Remix.run Logo
kherud 4 hours ago

SQLite seems very powerful for building FTS (user enters free text, expects high precision/recall results). Still, I feel like it's non-trivial to get good search quality.

I think the naive approach is to tokenize the input and append "*" for prefix matching. I'm not too experienced and this can probably be improved a lot. There are many settings like different tokenizers, stemming, etc. Additionally, a lot can be built on top like weighting, boosting exact matches, etc.

Does anyone know good resources for this to learn and draw inspiration from?

fizx 3 hours ago | parent | next [-]

I mean you can use sqlite as an index and then rebuild all of Lucene on top of it.
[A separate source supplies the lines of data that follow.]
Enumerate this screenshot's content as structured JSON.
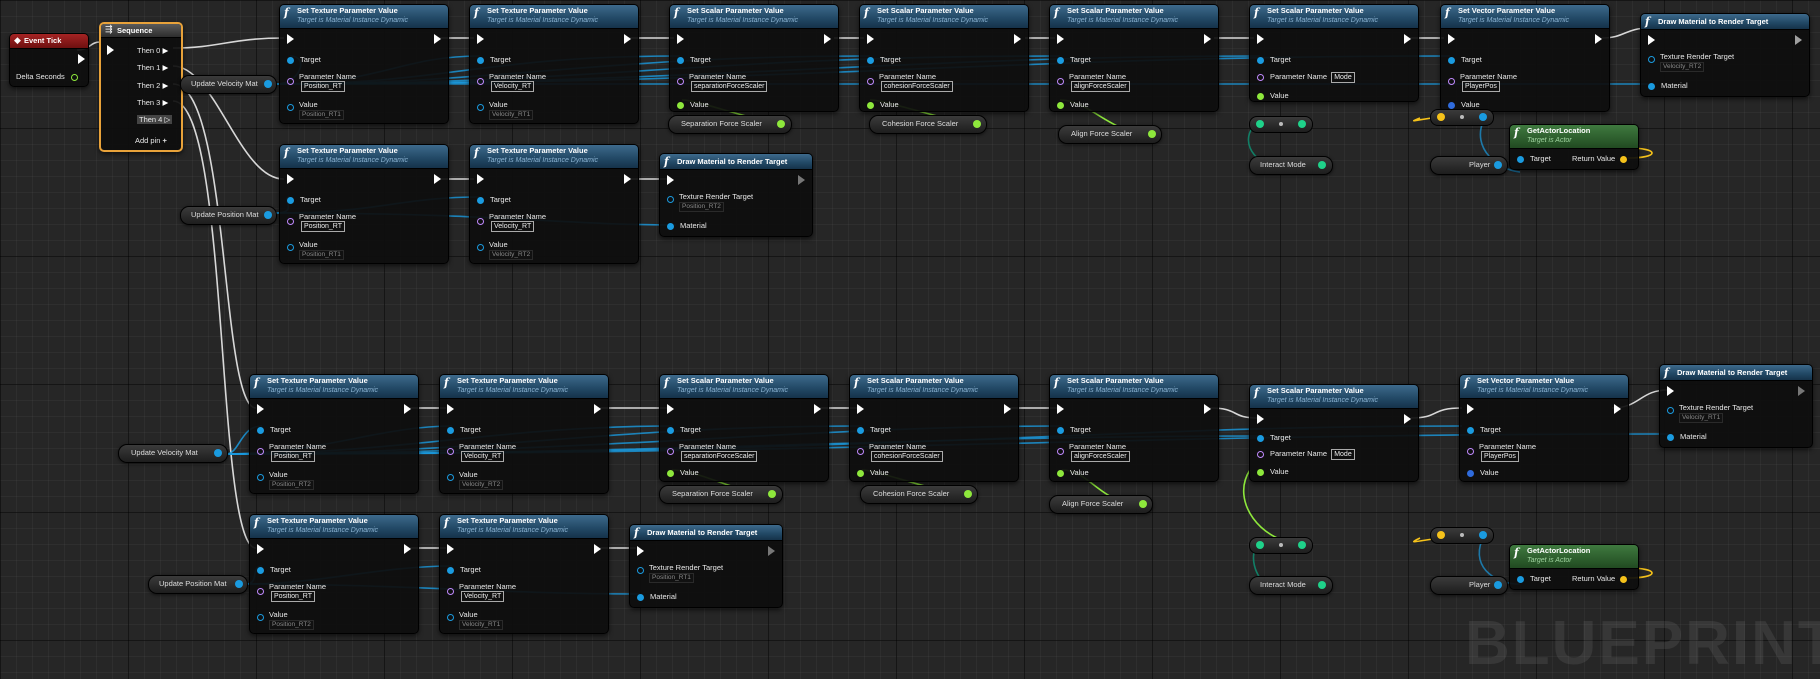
{
  "watermark": "BLUEPRINT",
  "event_tick": {
    "title": "Event Tick",
    "delta": "Delta Seconds"
  },
  "sequence": {
    "title": "Sequence",
    "outputs": [
      "Then 0",
      "Then 1",
      "Then 2",
      "Then 3",
      "Then 4"
    ],
    "add_pin": "Add pin"
  },
  "labels": {
    "target": "Target",
    "param_name": "Parameter Name",
    "value": "Value",
    "texture_rt": "Texture Render Target",
    "material": "Material",
    "return_value": "Return Value"
  },
  "subtitles": {
    "mid": "Target is Material Instance Dynamic",
    "actor": "Target is Actor"
  },
  "titles": {
    "set_tex": "Set Texture Parameter Value",
    "set_scalar": "Set Scalar Parameter Value",
    "set_vector": "Set Vector Parameter Value",
    "draw_mat": "Draw Material to Render Target",
    "get_actor_loc": "GetActorLocation"
  },
  "params": {
    "position_rt": "Position_RT",
    "velocity_rt": "Velocity_RT",
    "separation": "separationForceScaler",
    "cohesion": "cohesionForceScaler",
    "align": "alignForceScaler",
    "mode": "Mode",
    "player_pos": "PlayerPos"
  },
  "rt_values": {
    "pos1": "Position_RT1",
    "vel1": "Velocity_RT1",
    "pos2": "Position_RT2",
    "vel2": "Velocity_RT2"
  },
  "vars": {
    "update_velocity_mat": "Update Velocity Mat",
    "update_position_mat": "Update Position Mat",
    "separation_force_scaler": "Separation Force Scaler",
    "cohesion_force_scaler": "Cohesion Force Scaler",
    "align_force_scaler": "Align Force Scaler",
    "interact_mode": "Interact Mode",
    "player": "Player"
  },
  "colors": {
    "exec": "#ffffff",
    "object": "#1a9be0",
    "name": "#c18aff",
    "float": "#8ee83c",
    "vector": "#f5c21a",
    "byte": "#0f8a6e",
    "event": "#a52323",
    "sequence_border": "#e8a23a"
  }
}
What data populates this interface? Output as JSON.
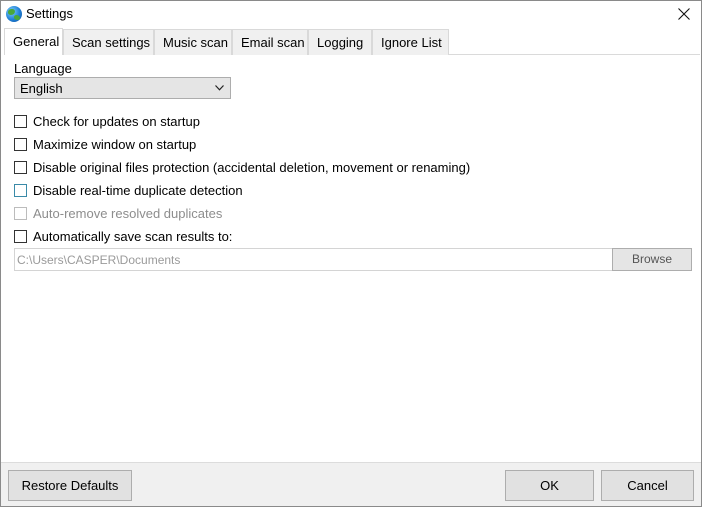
{
  "window": {
    "title": "Settings",
    "app_icon": "globe-icon",
    "close_icon": "close-icon"
  },
  "tabs": [
    {
      "label": "General",
      "active": true
    },
    {
      "label": "Scan settings",
      "active": false
    },
    {
      "label": "Music scan",
      "active": false
    },
    {
      "label": "Email scan",
      "active": false
    },
    {
      "label": "Logging",
      "active": false
    },
    {
      "label": "Ignore List",
      "active": false
    }
  ],
  "general": {
    "language_label": "Language",
    "language_value": "English",
    "options": [
      {
        "label": "Check for updates on startup",
        "checked": false,
        "enabled": true
      },
      {
        "label": "Maximize window on startup",
        "checked": false,
        "enabled": true
      },
      {
        "label": "Disable original files protection (accidental deletion, movement or renaming)",
        "checked": false,
        "enabled": true
      },
      {
        "label": "Disable real-time duplicate detection",
        "checked": false,
        "enabled": true
      },
      {
        "label": "Auto-remove resolved duplicates",
        "checked": false,
        "enabled": false
      },
      {
        "label": "Automatically save scan results to:",
        "checked": false,
        "enabled": true
      }
    ],
    "save_path": "C:\\Users\\CASPER\\Documents",
    "browse_label": "Browse"
  },
  "footer": {
    "restore_label": "Restore Defaults",
    "ok_label": "OK",
    "cancel_label": "Cancel"
  }
}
It's non-trivial to build search quality on top of actual search libraries too.

O'Reilly's "Relevant Search" isn't the worst here, but you'll be porting/writing a bit yourself.
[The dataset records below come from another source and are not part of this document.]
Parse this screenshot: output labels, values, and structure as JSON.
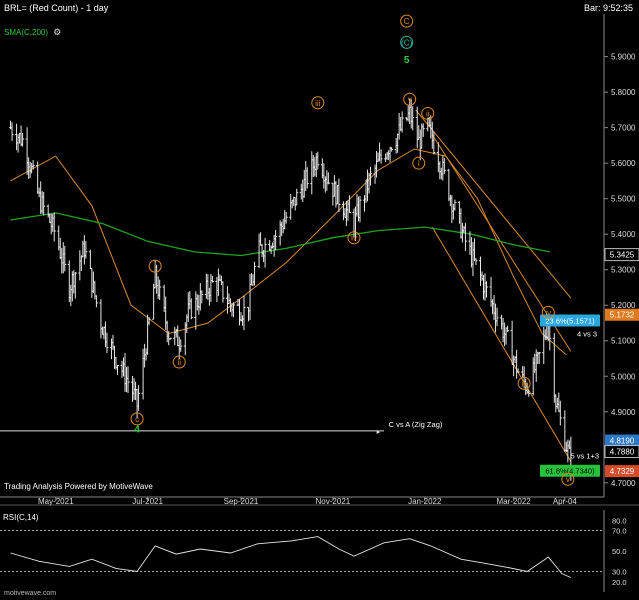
{
  "header": {
    "title": "BRL= (Red Count) - 1 day",
    "bar_time": "Bar: 9:52:35",
    "sma_label": "SMA(C,200)",
    "footer_credit": "Trading Analysis Powered by MotiveWave",
    "rsi_label": "RSI(C,14)",
    "site": "motivewave.com"
  },
  "colors": {
    "background": "#000000",
    "price_bars": "#e6e6e6",
    "sma200": "#1fa31f",
    "sma_short": "#d98a2a",
    "channel": "#d98a2a",
    "wave_orange": "#e08a1e",
    "wave_green": "#2ecc40",
    "wave_teal": "#2ab5a5",
    "fib_upper_bg": "#2aa6e0",
    "fib_lower_bg": "#27c23c",
    "last_price_bg": "#d64b2a",
    "prev_price_bg": "#2a78c8",
    "level_5173_bg": "#e07a1e"
  },
  "chart_data": {
    "type": "ohlc",
    "symbol": "BRL=",
    "interval": "1 day",
    "x_ticks": [
      "May-2021",
      "Jul-2021",
      "Sep-2021",
      "Nov-2021",
      "Jan-2022",
      "Mar-2022",
      "Apr-04"
    ],
    "y_ticks": [
      "4.7000",
      "4.8000",
      "4.9000",
      "5.0000",
      "5.1000",
      "5.2000",
      "5.3000",
      "5.4000",
      "5.5000",
      "5.6000",
      "5.7000",
      "5.8000",
      "5.9000"
    ],
    "ylim": [
      4.66,
      6.02
    ],
    "price_path": [
      [
        "2021-04-01",
        5.7
      ],
      [
        "2021-04-10",
        5.66
      ],
      [
        "2021-04-20",
        5.5
      ],
      [
        "2021-05-01",
        5.4
      ],
      [
        "2021-05-10",
        5.25
      ],
      [
        "2021-05-20",
        5.36
      ],
      [
        "2021-05-31",
        5.15
      ],
      [
        "2021-06-10",
        5.05
      ],
      [
        "2021-06-20",
        4.97
      ],
      [
        "2021-06-24",
        4.92
      ],
      [
        "2021-07-02",
        5.15
      ],
      [
        "2021-07-06",
        5.28
      ],
      [
        "2021-07-15",
        5.12
      ],
      [
        "2021-07-22",
        5.1
      ],
      [
        "2021-07-28",
        5.18
      ],
      [
        "2021-08-05",
        5.22
      ],
      [
        "2021-08-15",
        5.27
      ],
      [
        "2021-08-25",
        5.2
      ],
      [
        "2021-09-05",
        5.18
      ],
      [
        "2021-09-12",
        5.35
      ],
      [
        "2021-09-25",
        5.4
      ],
      [
        "2021-10-05",
        5.48
      ],
      [
        "2021-10-14",
        5.55
      ],
      [
        "2021-10-22",
        5.62
      ],
      [
        "2021-10-29",
        5.55
      ],
      [
        "2021-11-05",
        5.5
      ],
      [
        "2021-11-15",
        5.43
      ],
      [
        "2021-11-25",
        5.55
      ],
      [
        "2021-12-05",
        5.63
      ],
      [
        "2021-12-14",
        5.68
      ],
      [
        "2021-12-22",
        5.74
      ],
      [
        "2021-12-28",
        5.66
      ],
      [
        "2022-01-03",
        5.7
      ],
      [
        "2022-01-10",
        5.62
      ],
      [
        "2022-01-20",
        5.48
      ],
      [
        "2022-01-28",
        5.38
      ],
      [
        "2022-02-05",
        5.3
      ],
      [
        "2022-02-15",
        5.2
      ],
      [
        "2022-02-25",
        5.1
      ],
      [
        "2022-03-05",
        5.0
      ],
      [
        "2022-03-10",
        4.97
      ],
      [
        "2022-03-17",
        5.04
      ],
      [
        "2022-03-24",
        5.15
      ],
      [
        "2022-03-29",
        4.93
      ],
      [
        "2022-04-04",
        4.82
      ],
      [
        "2022-04-08",
        4.76
      ]
    ],
    "sma200_path": [
      [
        "2021-04-01",
        5.44
      ],
      [
        "2021-05-01",
        5.46
      ],
      [
        "2021-06-01",
        5.43
      ],
      [
        "2021-07-01",
        5.38
      ],
      [
        "2021-08-01",
        5.35
      ],
      [
        "2021-09-01",
        5.34
      ],
      [
        "2021-10-01",
        5.36
      ],
      [
        "2021-11-01",
        5.39
      ],
      [
        "2021-12-01",
        5.41
      ],
      [
        "2022-01-01",
        5.42
      ],
      [
        "2022-02-01",
        5.4
      ],
      [
        "2022-03-01",
        5.37
      ],
      [
        "2022-03-25",
        5.35
      ]
    ],
    "sma_short_path": [
      [
        "2021-04-01",
        5.55
      ],
      [
        "2021-05-01",
        5.62
      ],
      [
        "2021-05-25",
        5.48
      ],
      [
        "2021-06-20",
        5.2
      ],
      [
        "2021-07-15",
        5.12
      ],
      [
        "2021-08-10",
        5.15
      ],
      [
        "2021-09-01",
        5.22
      ],
      [
        "2021-10-01",
        5.32
      ],
      [
        "2021-11-01",
        5.45
      ],
      [
        "2021-12-01",
        5.58
      ],
      [
        "2021-12-25",
        5.64
      ],
      [
        "2022-01-15",
        5.62
      ],
      [
        "2022-02-05",
        5.5
      ],
      [
        "2022-03-01",
        5.28
      ],
      [
        "2022-03-20",
        5.12
      ],
      [
        "2022-04-05",
        5.06
      ]
    ],
    "channel_lines": [
      [
        [
          "2021-12-26",
          5.75
        ],
        [
          "2022-04-08",
          5.22
        ]
      ],
      [
        [
          "2022-01-06",
          5.68
        ],
        [
          "2022-04-08",
          5.07
        ]
      ],
      [
        [
          "2022-01-06",
          5.42
        ],
        [
          "2022-04-08",
          4.76
        ]
      ]
    ],
    "wave_labels": [
      {
        "text": "c",
        "date": "2021-06-24",
        "price": 4.88,
        "color": "orange",
        "circle": true
      },
      {
        "text": "4",
        "date": "2021-06-24",
        "price": 4.85,
        "color": "green",
        "circle": false
      },
      {
        "text": "i",
        "date": "2021-07-06",
        "price": 5.31,
        "color": "orange",
        "circle": true
      },
      {
        "text": "ii",
        "date": "2021-07-22",
        "price": 5.04,
        "color": "orange",
        "circle": true
      },
      {
        "text": "iii",
        "date": "2021-10-22",
        "price": 5.77,
        "color": "orange",
        "circle": true
      },
      {
        "text": "iv",
        "date": "2021-11-15",
        "price": 5.39,
        "color": "orange",
        "circle": true
      },
      {
        "text": "C",
        "date": "2021-12-20",
        "price": 6.0,
        "color": "orange",
        "circle": true
      },
      {
        "text": "(C)",
        "date": "2021-12-20",
        "price": 5.94,
        "color": "teal",
        "circle": true
      },
      {
        "text": "5",
        "date": "2021-12-20",
        "price": 5.89,
        "color": "green",
        "circle": false
      },
      {
        "text": "v",
        "date": "2021-12-22",
        "price": 5.78,
        "color": "orange",
        "circle": true
      },
      {
        "text": "ii",
        "date": "2022-01-03",
        "price": 5.74,
        "color": "orange",
        "circle": true
      },
      {
        "text": "i",
        "date": "2021-12-28",
        "price": 5.6,
        "color": "orange",
        "circle": true
      },
      {
        "text": "iii",
        "date": "2022-03-08",
        "price": 4.98,
        "color": "orange",
        "circle": true
      },
      {
        "text": "iv",
        "date": "2022-03-24",
        "price": 5.18,
        "color": "orange",
        "circle": true
      },
      {
        "text": "v",
        "date": "2022-04-06",
        "price": 4.71,
        "color": "orange",
        "circle": true
      }
    ],
    "annotations": {
      "zigzag_text": "C vs A (Zig Zag)",
      "zigzag_price": 4.88,
      "fib_upper_text": "23.6%(5.1571)",
      "fib_upper_price": 5.157,
      "fib_upper_note": "4 vs 3",
      "fib_lower_text": "61.8%(4.7340)",
      "fib_lower_price": 4.734,
      "fib_lower_note": "5 vs 1+3"
    },
    "price_tags": [
      {
        "text": "5.3425",
        "price": 5.3425,
        "style": "plain"
      },
      {
        "text": "5.1732",
        "price": 5.1732,
        "style": "orange"
      },
      {
        "text": "4.8190",
        "price": 4.819,
        "style": "blue"
      },
      {
        "text": "4.7880",
        "price": 4.788,
        "style": "plain"
      },
      {
        "text": "4.7329",
        "price": 4.7329,
        "style": "red"
      }
    ],
    "rsi": {
      "ylim": [
        10,
        90
      ],
      "y_ticks": [
        "80.0",
        "70.0",
        "50.0",
        "30.0",
        "20.0"
      ],
      "reference_levels": [
        70,
        30
      ],
      "path": [
        [
          "2021-04-01",
          48
        ],
        [
          "2021-04-20",
          40
        ],
        [
          "2021-05-10",
          35
        ],
        [
          "2021-05-25",
          42
        ],
        [
          "2021-06-10",
          33
        ],
        [
          "2021-06-24",
          30
        ],
        [
          "2021-07-06",
          55
        ],
        [
          "2021-07-20",
          47
        ],
        [
          "2021-08-05",
          52
        ],
        [
          "2021-08-25",
          48
        ],
        [
          "2021-09-12",
          57
        ],
        [
          "2021-10-05",
          60
        ],
        [
          "2021-10-22",
          64
        ],
        [
          "2021-11-05",
          52
        ],
        [
          "2021-11-15",
          45
        ],
        [
          "2021-12-05",
          58
        ],
        [
          "2021-12-22",
          62
        ],
        [
          "2022-01-05",
          55
        ],
        [
          "2022-01-25",
          42
        ],
        [
          "2022-02-10",
          38
        ],
        [
          "2022-02-25",
          34
        ],
        [
          "2022-03-10",
          30
        ],
        [
          "2022-03-24",
          44
        ],
        [
          "2022-04-02",
          28
        ],
        [
          "2022-04-08",
          24
        ]
      ]
    }
  }
}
subhobroto 3 hours ago | parent | prev [-]

> Does anyone know good resources for this to learn and draw inspiration from?

Is there a reason why something more custom built, like ParadeDB Community edition won't meet your needs?

I understand you're speaking about SQLite, while ParadeDB is PostgreSQL but as you know, it's non-trivial to get good search quality, so I'm trying to understand your situation and needs.